O esporte salva vidas

Fazer atividade física libera endorfina, uma das substâncias responsáveis pela sensação de bem-estar. Por isso, empresas que se importam com a saúde física e mental da equipe podem incentivar a prática do esporte, mas como? 15 minutos de alongamento antes do expediente parece pouco, mas contribui para um dia mais leve e produtivo. Experimente!

Já meditou hoje?

Pode parecer loucura, mas a ciência comprovou que a meditação diminui o estresse e a ansiedade no trabalho. Embora seja mais comum em países da Europa, empresas daqui fazem uso da prática para melhorar o foco e o rendimento da equipe. Vale lembrar que o exercício pode ocorrer antes ou durante o expediente.

Amigos de quatro patas

Se os pets são a alegria da casa, no trabalho não podia ser diferente. Além de deixarem o ambiente mais leve e sociável, os animais de estimação diminuem o cansaço das pessoas e as deixam mais felizes. No mais, um estudo recente da Pets At Work mostra que 45% do entrevistados acha que trabalhar ao lado de um bichinho de estimação reduz o estresse.

Materiais que fazem pensar

Por fim, conteúdos criativos e dinâmicos chamam a atenção da sua equipe e a faz refletir sobre o assunto. Pretende vestir a TV corporativa e as redes sociais da sua empresa com as cores do Setembro Amarelo? Baixe grátis o material que preparamos para você!
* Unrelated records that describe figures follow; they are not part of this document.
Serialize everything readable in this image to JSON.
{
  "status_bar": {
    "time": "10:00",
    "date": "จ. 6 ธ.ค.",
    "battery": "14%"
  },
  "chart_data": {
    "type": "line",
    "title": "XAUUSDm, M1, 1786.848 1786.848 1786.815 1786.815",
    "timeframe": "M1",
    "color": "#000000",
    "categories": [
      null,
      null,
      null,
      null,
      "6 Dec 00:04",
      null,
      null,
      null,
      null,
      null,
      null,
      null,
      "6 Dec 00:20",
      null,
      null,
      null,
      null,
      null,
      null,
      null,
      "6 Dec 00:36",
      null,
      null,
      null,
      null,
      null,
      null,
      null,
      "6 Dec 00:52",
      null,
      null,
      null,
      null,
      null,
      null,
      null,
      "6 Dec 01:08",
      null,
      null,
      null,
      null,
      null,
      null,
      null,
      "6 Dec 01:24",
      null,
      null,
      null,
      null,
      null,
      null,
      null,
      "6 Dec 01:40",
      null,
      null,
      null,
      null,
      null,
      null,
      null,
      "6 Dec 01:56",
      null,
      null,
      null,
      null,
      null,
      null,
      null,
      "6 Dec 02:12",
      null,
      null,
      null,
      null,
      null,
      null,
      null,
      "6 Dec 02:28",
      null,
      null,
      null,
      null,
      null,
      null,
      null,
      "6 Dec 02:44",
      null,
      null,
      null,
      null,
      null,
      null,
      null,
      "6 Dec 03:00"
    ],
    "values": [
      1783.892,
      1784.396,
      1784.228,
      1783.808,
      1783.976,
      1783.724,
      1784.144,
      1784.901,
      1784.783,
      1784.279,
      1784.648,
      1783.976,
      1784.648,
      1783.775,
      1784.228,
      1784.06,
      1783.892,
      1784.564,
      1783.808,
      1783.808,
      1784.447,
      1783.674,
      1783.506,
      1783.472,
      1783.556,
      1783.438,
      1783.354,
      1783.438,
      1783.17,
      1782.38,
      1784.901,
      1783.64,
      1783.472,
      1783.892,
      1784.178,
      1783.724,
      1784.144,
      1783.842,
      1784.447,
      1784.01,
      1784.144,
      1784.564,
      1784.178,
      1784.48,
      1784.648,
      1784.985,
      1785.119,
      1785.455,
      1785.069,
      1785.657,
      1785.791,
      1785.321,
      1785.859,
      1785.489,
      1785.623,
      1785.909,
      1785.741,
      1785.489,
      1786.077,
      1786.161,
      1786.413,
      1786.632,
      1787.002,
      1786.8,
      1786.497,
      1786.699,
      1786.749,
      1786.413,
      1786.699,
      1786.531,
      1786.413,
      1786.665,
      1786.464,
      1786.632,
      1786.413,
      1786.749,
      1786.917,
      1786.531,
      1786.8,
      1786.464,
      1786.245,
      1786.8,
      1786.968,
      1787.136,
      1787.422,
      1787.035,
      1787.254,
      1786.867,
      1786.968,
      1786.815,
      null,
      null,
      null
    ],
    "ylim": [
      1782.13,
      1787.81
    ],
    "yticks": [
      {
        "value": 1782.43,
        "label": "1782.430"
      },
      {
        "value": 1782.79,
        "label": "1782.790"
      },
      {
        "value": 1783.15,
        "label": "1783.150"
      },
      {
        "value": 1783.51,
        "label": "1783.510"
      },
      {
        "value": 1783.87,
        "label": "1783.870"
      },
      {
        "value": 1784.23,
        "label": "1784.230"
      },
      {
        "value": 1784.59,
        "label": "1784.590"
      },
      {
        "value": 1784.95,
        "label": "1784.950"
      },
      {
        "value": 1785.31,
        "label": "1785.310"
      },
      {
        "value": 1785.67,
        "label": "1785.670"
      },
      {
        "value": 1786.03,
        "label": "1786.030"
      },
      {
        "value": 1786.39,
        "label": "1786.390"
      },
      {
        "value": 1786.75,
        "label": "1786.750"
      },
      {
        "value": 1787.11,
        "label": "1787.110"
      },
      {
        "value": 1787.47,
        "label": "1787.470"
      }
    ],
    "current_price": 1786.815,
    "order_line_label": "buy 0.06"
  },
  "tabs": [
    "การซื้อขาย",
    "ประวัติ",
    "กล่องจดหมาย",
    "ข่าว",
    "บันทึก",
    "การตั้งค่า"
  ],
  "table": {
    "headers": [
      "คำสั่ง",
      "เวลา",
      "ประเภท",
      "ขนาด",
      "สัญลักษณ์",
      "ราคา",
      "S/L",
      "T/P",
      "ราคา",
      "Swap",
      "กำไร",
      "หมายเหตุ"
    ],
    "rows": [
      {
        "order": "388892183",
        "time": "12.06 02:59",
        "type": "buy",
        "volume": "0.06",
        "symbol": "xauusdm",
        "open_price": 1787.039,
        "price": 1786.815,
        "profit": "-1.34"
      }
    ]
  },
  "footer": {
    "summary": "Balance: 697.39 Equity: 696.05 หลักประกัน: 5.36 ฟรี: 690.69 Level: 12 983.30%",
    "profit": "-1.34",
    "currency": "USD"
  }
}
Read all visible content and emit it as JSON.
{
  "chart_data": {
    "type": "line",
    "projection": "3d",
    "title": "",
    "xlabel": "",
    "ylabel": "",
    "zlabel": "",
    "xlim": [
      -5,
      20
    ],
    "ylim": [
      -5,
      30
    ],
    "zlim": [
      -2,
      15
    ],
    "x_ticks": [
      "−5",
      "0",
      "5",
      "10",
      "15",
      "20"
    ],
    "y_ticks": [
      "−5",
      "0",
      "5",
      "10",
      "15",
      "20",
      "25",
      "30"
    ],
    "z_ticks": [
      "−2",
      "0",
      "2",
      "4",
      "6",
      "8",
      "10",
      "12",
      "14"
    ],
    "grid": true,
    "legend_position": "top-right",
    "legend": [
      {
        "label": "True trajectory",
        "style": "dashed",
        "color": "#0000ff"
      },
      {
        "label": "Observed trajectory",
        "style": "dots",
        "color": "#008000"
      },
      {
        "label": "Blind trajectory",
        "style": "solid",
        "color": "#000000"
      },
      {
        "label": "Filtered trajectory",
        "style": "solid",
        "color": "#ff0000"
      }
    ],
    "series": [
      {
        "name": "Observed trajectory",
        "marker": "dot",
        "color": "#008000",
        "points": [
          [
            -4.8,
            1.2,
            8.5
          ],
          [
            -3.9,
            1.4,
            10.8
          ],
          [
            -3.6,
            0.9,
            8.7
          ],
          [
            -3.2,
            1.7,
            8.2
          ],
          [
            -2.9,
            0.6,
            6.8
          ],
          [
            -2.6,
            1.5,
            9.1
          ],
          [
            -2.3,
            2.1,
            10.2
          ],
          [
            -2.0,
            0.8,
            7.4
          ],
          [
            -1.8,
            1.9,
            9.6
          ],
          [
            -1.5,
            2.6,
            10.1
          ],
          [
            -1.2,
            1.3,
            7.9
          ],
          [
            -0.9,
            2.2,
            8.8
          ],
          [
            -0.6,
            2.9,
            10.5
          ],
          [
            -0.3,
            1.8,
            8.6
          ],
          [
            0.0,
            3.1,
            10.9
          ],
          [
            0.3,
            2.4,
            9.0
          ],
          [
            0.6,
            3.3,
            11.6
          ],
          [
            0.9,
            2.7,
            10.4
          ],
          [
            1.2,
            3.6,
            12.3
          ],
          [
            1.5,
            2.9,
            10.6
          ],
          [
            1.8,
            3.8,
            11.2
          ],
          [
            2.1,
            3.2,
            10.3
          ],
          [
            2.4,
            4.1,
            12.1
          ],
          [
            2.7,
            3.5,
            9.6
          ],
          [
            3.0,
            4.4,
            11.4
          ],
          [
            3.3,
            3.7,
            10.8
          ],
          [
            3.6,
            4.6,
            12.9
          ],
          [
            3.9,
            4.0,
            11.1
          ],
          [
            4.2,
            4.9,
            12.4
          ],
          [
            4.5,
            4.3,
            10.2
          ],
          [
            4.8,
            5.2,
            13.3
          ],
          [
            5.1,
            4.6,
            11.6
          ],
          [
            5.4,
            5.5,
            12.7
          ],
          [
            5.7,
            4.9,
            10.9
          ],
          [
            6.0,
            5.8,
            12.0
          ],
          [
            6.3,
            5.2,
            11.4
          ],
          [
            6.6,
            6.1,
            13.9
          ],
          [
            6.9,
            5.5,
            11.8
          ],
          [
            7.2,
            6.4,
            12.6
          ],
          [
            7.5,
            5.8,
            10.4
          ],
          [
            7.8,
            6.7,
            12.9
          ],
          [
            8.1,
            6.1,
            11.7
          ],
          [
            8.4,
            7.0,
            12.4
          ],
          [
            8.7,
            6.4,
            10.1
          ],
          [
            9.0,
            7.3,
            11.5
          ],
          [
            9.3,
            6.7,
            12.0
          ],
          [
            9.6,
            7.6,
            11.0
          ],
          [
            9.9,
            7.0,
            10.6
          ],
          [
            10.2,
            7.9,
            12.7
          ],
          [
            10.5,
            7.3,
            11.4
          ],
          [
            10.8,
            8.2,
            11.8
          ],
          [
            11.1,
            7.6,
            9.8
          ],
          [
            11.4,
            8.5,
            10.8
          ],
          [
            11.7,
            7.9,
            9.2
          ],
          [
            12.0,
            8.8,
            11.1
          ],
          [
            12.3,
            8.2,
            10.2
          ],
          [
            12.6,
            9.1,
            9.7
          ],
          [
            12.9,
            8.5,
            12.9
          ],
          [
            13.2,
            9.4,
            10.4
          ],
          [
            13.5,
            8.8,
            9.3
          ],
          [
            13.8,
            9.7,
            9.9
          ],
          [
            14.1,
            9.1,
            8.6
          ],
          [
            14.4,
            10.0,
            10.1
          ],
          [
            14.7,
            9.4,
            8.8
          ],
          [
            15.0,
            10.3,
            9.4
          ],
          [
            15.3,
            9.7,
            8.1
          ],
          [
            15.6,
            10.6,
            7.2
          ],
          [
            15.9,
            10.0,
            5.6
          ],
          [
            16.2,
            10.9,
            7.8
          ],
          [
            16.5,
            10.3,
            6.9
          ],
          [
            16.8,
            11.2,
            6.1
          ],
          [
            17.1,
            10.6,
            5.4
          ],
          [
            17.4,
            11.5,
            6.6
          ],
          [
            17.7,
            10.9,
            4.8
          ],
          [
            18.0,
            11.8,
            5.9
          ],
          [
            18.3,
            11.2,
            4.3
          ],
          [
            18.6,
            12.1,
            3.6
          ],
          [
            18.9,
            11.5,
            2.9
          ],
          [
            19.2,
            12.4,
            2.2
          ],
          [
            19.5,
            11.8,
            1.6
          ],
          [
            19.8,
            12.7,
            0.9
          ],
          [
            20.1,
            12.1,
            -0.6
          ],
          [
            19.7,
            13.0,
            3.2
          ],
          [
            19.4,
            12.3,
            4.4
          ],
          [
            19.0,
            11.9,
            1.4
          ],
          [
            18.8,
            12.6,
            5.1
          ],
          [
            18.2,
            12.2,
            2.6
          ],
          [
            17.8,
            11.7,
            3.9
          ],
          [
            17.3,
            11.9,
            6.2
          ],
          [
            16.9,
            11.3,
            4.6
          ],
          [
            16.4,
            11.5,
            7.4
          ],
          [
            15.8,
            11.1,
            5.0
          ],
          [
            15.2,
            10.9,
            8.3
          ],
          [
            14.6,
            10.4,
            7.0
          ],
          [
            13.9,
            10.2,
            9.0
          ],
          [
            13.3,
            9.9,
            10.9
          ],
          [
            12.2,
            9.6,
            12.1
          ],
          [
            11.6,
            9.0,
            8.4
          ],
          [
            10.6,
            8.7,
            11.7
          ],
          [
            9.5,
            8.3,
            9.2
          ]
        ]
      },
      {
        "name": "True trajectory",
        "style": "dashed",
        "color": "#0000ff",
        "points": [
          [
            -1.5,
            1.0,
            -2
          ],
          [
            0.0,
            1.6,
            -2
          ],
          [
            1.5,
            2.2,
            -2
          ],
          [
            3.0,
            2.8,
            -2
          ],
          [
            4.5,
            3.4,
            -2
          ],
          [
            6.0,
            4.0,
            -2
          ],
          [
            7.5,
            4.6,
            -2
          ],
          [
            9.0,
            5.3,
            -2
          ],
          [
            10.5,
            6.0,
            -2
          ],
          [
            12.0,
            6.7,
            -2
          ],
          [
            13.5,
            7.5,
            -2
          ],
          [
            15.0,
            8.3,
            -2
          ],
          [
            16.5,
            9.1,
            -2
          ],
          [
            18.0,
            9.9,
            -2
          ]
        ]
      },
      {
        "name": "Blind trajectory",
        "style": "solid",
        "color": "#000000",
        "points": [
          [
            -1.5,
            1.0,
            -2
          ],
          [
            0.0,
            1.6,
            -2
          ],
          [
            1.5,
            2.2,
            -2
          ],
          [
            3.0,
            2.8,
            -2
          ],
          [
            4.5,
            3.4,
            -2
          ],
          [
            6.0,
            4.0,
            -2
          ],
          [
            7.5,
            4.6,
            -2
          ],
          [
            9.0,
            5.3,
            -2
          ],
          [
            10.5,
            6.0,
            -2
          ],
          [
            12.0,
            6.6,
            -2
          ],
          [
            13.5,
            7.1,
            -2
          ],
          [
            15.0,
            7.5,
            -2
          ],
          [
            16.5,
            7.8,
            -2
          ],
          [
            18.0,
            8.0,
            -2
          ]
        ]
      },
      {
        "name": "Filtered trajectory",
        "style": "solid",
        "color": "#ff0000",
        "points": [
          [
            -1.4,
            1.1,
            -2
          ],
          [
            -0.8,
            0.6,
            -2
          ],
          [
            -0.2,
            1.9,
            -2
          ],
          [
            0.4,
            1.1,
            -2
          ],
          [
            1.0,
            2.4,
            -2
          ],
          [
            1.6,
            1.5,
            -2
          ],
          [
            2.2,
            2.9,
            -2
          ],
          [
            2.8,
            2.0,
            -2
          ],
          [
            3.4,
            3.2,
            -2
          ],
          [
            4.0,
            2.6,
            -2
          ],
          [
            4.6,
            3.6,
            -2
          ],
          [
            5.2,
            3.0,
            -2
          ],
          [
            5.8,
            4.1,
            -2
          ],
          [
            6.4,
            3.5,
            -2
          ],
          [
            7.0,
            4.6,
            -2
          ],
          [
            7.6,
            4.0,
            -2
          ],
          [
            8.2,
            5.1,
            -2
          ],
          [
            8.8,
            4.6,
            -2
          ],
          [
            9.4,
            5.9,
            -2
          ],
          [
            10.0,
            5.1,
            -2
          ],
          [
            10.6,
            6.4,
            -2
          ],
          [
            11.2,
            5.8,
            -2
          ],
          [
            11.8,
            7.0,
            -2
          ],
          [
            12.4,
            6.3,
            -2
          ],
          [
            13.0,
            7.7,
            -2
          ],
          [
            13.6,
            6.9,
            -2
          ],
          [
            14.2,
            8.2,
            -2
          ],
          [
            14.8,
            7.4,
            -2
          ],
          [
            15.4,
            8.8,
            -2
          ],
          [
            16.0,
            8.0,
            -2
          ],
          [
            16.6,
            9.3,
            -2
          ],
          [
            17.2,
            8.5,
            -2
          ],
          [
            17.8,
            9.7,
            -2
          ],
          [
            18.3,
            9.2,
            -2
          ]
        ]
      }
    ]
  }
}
São cards, cartazes e papéis de parede para usar como quiser.

Para aprender ainda mais sobre o Setembro Amarelo

Tenho sangrado demais
Tenho chorado pra cachorro
Ano passado eu morri
Mas esse ano eu não morro

Sujeito de Sorte (1976) – Belchior

O trecho que você acabou de ler é de uma música bem antiga, lançada em 1976. No entanto, você deve estar se perguntando: o que ela tem a ver com a campanha do Setembro Amarelo? Em junho de 2019, o rapper Emicida lançou o clipe da canção AmarElo, com a participação de Majur e Pabllo Vittar

Em resumo, o rapper usou um trecho da letra de Belchior para reforçar uma mensagem atual e de esperança: a prevenção ao suicídio. Nesse sentido, Emicida colocou, no começo do vídeo, o áudio de um amigo próximo com depressão. Ele acreditava que a morte era a única saída, mas saiu dessa e hoje está bem.